It took me a long time, but I decided. It took me a long time, really much too long, and now I want to change it, because I’m tired of having to be fed up in a drawer, for something I can do nothing for, something that is a whim of nature. So I cut my hair off and wear only more pants, long, wide pants, men’s pants. I cut my nails, and I gave up my boots, and if it was still too little, I would lace my breasts like others. And then tell me if you can still make a decision, man or woman.
Yes, I have been born as a woman and you as a man, but is this a reason to be treated differently, is this a reason to face other expectations? I do not want it to be put into a pre-formulated compartment that I am stigmatized. I want that I am looked at and no one thinks, aha, a woman, but, aha, a man. Is not that enough? You do not look at another one, and think that a human, like me, is so distinguished with everything that characterizes a human, even in the broken, no, you must think the same.
A human, but not simply a man, but, as in my case, a woman, and if you have a woman before you, you treat the other as a man. Then you think about the character next to her and what she is wearing and how she looks. Old or young, fat or thin, beautiful or not beautiful, as if it would qualify me in any way, and it qualifies when the handbag does not fit into the shoes, or the gown no longer looks new or the face does not conform to the prescribed measures equivalent.
And then you know exactly how a woman has to behave. It does not belong, it is said, it does not belong to a woman becoming angry or even loud, that a woman pretends or her superiority demonstrates that a woman does not automatically postpone or subordinate a woman to herself as strong or self-confident, without waiting for confirmation, but only because it has the confidence.
It does not belong, it says, that it is not necessary for a man to lead himself, or even to be weak, to confirm himself, or to retreat, that he respects more than absolutely necessary his external appearance, or restores himself. I do not want it any longer, either for myself or for you, either for woman or for man.

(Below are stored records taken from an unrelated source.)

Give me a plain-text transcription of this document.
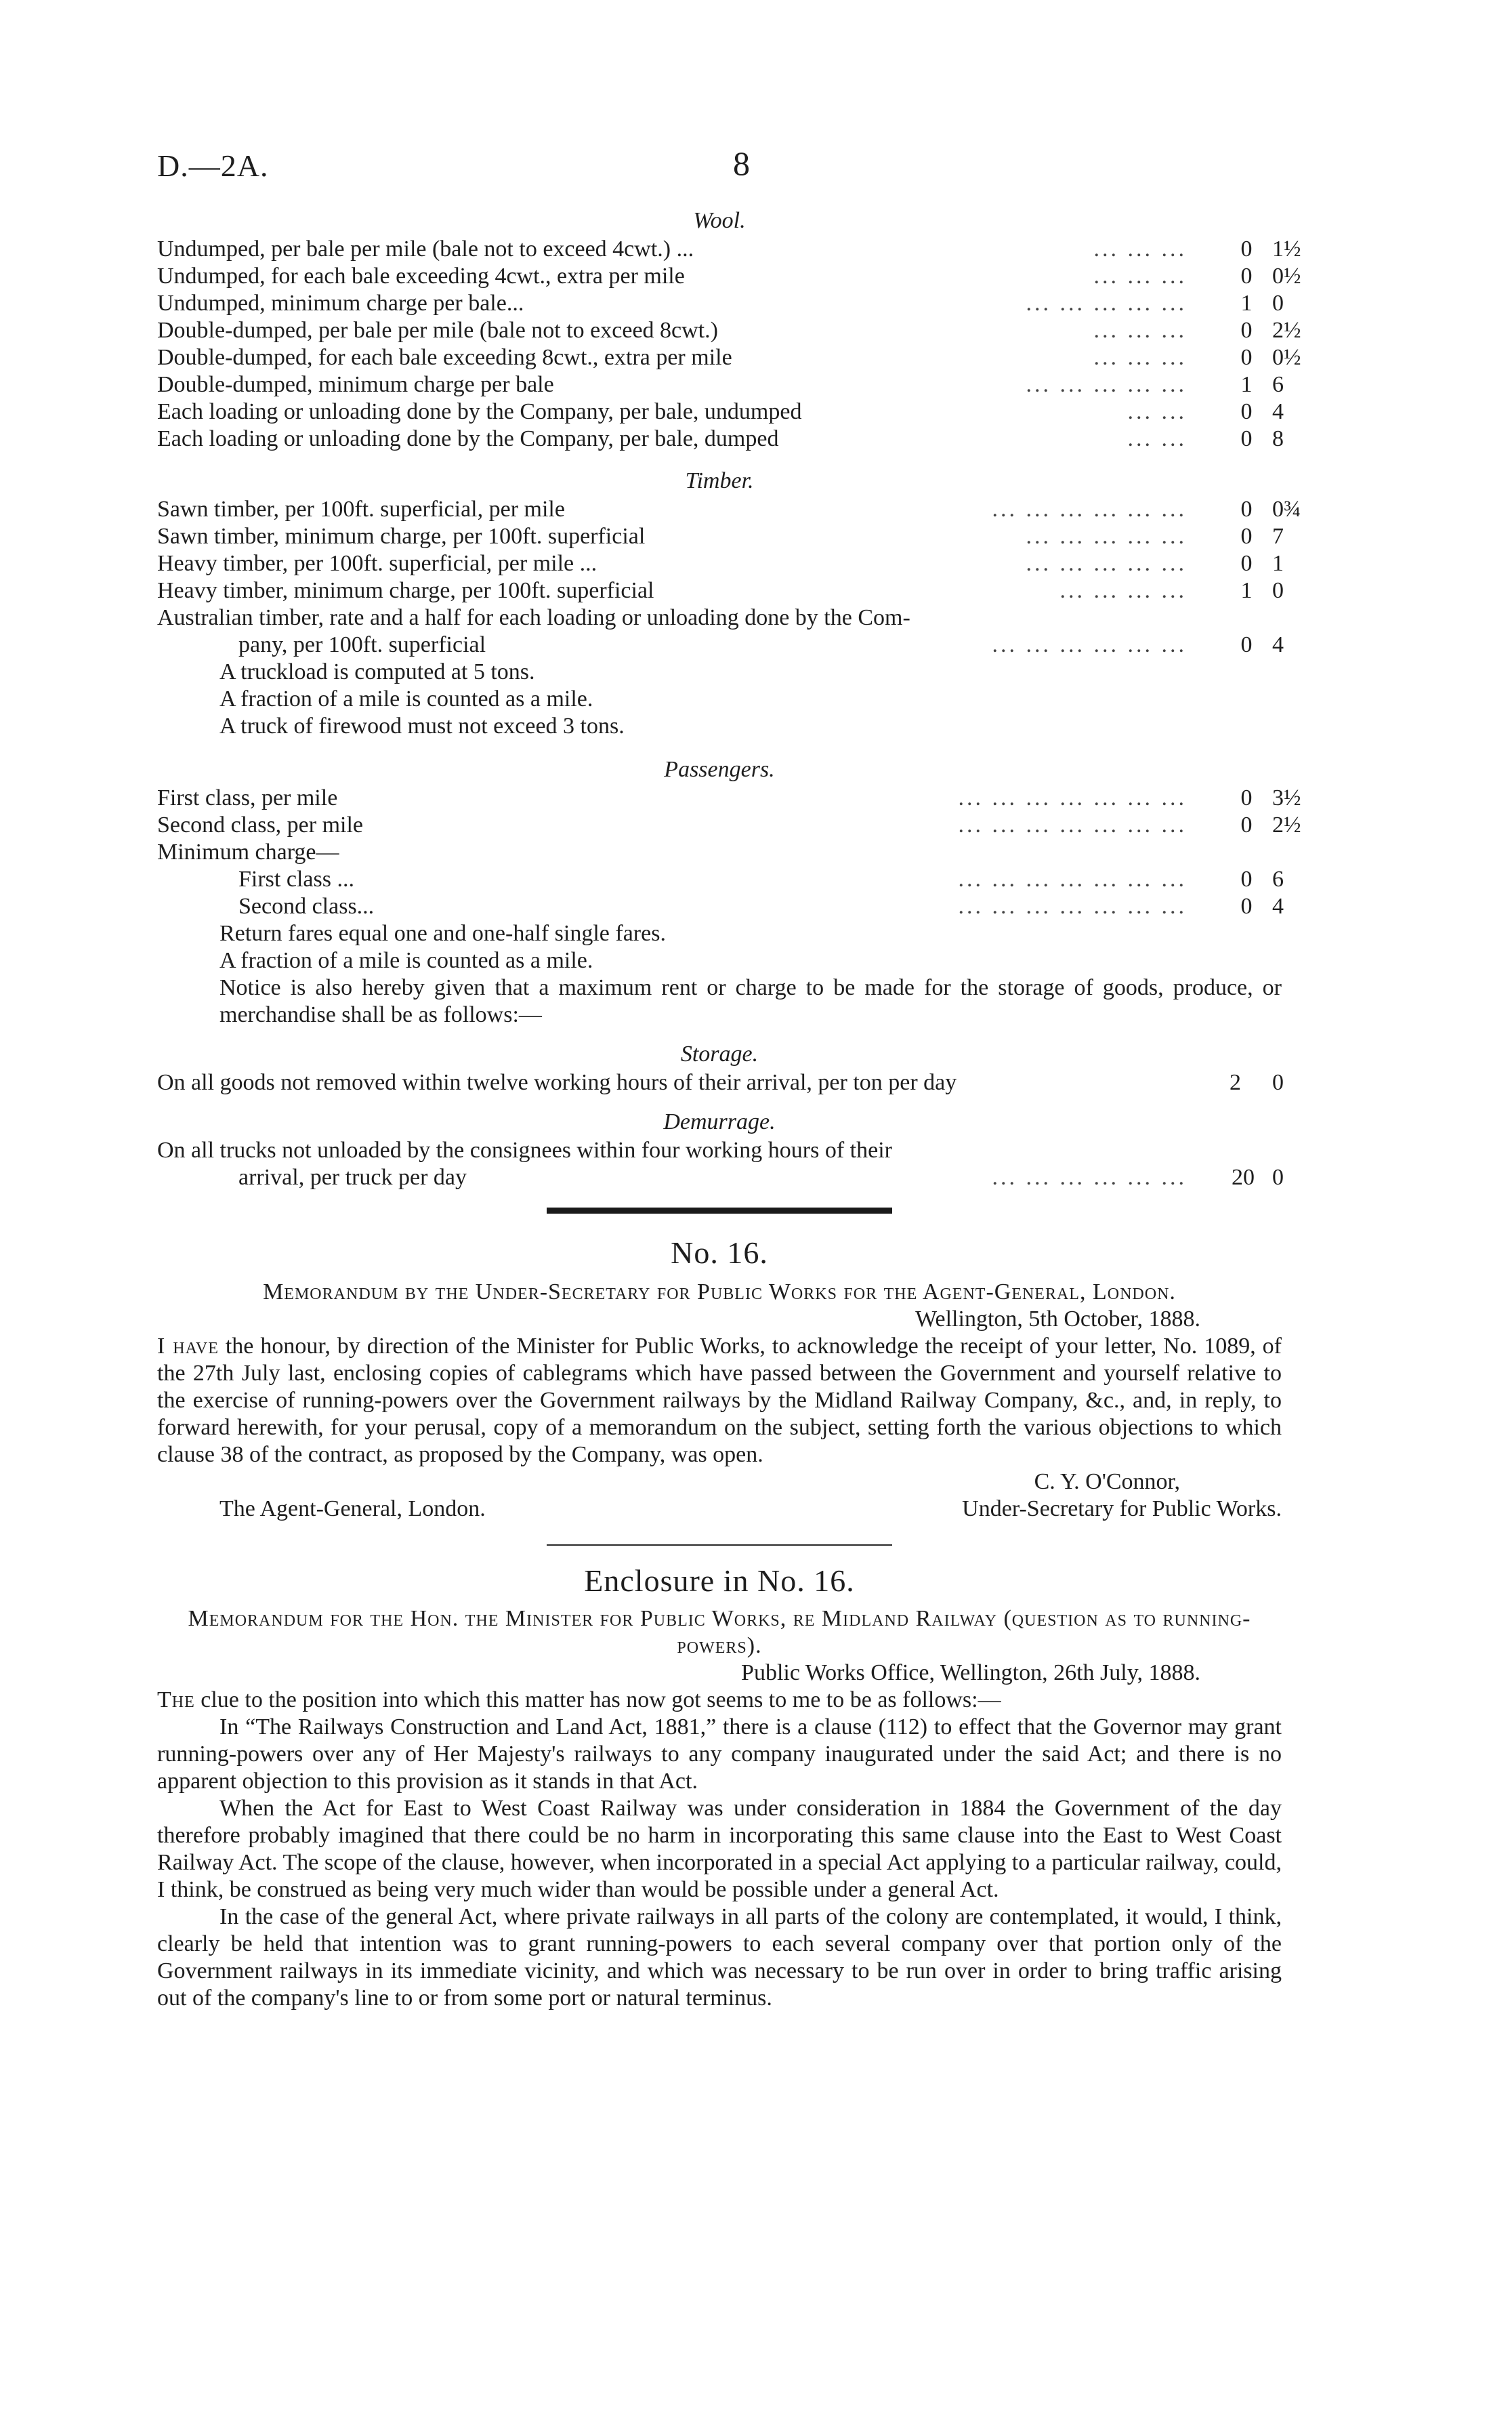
D.—2A.	8
Wool.
Undumped, per bale per mile (bale not to exceed 4cwt.) ...	... ... ... 0 1½
Undumped, for each bale exceeding 4cwt., extra per mile	... ... ... 0 0½
Undumped, minimum charge per bale...	... ... ... ... ... 1 0
Double-dumped, per bale per mile (bale not to exceed 8cwt.)	... ... ... 0 2½
Double-dumped, for each bale exceeding 8cwt., extra per mile	... ... ... 0 0½
Double-dumped, minimum charge per bale	... ... ... ... ... 1 6
Each loading or unloading done by the Company, per bale, undumped	... ... 0 4
Each loading or unloading done by the Company, per bale, dumped	... ... 0 8
Timber.
Sawn timber, per 100ft. superficial, per mile	... ... ... ... ... ... 0 0¾
Sawn timber, minimum charge, per 100ft. superficial	... ... ... ... ... 0 7
Heavy timber, per 100ft. superficial, per mile ...	... ... ... ... ... 0 1
Heavy timber, minimum charge, per 100ft. superficial	... ... ... ... 1 0
Australian timber, rate and a half for each loading or unloading done by the Com-
pany, per 100ft. superficial	... ... ... ... ... ... 0 4
A truckload is computed at 5 tons.
A fraction of a mile is counted as a mile.
A truck of firewood must not exceed 3 tons.
Passengers.
First class, per mile	... ... ... ... ... ... ... 0 3½
Second class, per mile	... ... ... ... ... ... ... 0 2½
Minimum charge—
First class ...	... ... ... ... ... ... ... 0 6
Second class...	... ... ... ... ... ... ... 0 4
Return fares equal one and one-half single fares.
A fraction of a mile is counted as a mile.
Notice is also hereby given that a maximum rent or charge to be made for the storage of goods, produce, or merchandise shall be as follows:—
Storage.
On all goods not removed within twelve working hours of their arrival, per ton per day	2 0
Demurrage.
On all trucks not unloaded by the consignees within four working hours of their
arrival, per truck per day	... ... ... ... ... ...	20 0
No. 16.
Memorandum by the Under-Secretary for Public Works for the Agent-General, London.
Wellington, 5th October, 1888.
I have the honour, by direction of the Minister for Public Works, to acknowledge the receipt of your letter, No. 1089, of the 27th July last, enclosing copies of cablegrams which have passed between the Government and yourself relative to the exercise of running-powers over the Government railways by the Midland Railway Company, &c., and, in reply, to forward herewith, for your perusal, copy of a memorandum on the subject, setting forth the various objections to which clause 38 of the contract, as proposed by the Company, was open.
C. Y. O'Connor,
The Agent-General, London.	Under-Secretary for Public Works.
Enclosure in No. 16.
Memorandum for the Hon. the Minister for Public Works, re Midland Railway (question as to running-powers).
Public Works Office, Wellington, 26th July, 1888.
The clue to the position into which this matter has now got seems to me to be as follows:—
In “The Railways Construction and Land Act, 1881,” there is a clause (112) to effect that the Governor may grant running-powers over any of Her Majesty's railways to any company inaugurated under the said Act; and there is no apparent objection to this provision as it stands in that Act.
When the Act for East to West Coast Railway was under consideration in 1884 the Government of the day therefore probably imagined that there could be no harm in incorporating this same clause into the East to West Coast Railway Act. The scope of the clause, however, when incorporated in a special Act applying to a particular railway, could, I think, be construed as being very much wider than would be possible under a general Act.
In the case of the general Act, where private railways in all parts of the colony are contemplated, it would, I think, clearly be held that intention was to grant running-powers to each several company over that portion only of the Government railways in its immediate vicinity, and which was necessary to be run over in order to bring traffic arising out of the company's line to or from some port or natural terminus.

I want us to be seen as human beings, simply as human beings, as a person, as me and you, that we are not being deprived of any external, accidental features, but that you look, listen and ever take a person seriously do not judge it according to the first, quick, fleeting glance, but if it has to be a judgment, only when you have seen and listened.
I want you to learn that women are not like this, and a woman who does not act like a woman is expected to be a woman, and I want you to learn that men are not like that and a man, which does not occur as it is expected of a man, therefore is no longer a man. I’m tired of thinking is so single-tracked, and I want to smile at you, expressing my joy, without hindsight, and I want you to be able to leave mourning as a man without having to turn into anger.
I do not want to bend any longer, and if you do not go with it, if you need the stance that you can afford to pass on, then I’m sorry, but I cannot go with you anymore.
I will call you friend, regardless of sex, or not, but I will be independent of chance, independent of externals, and learn to know and accept you as yourself. Nothing further, indifferent, according to external characteristics, but all the more what makes you person. And that makes status symbols and possessions and outward appear obsolete. But it would be complicated, much too expensive, so you cannot go with me, but nevertheless, at least I will not be able to make it easy for you, without female attributes, try to classify me.
You will no longer succeed, and your world will get out of line. I know you will not let this come so far, because there are still so many, who continue to play and to be classified. You feel comfortable and safe there. This is your world, simple, unambiguous and thoughtless.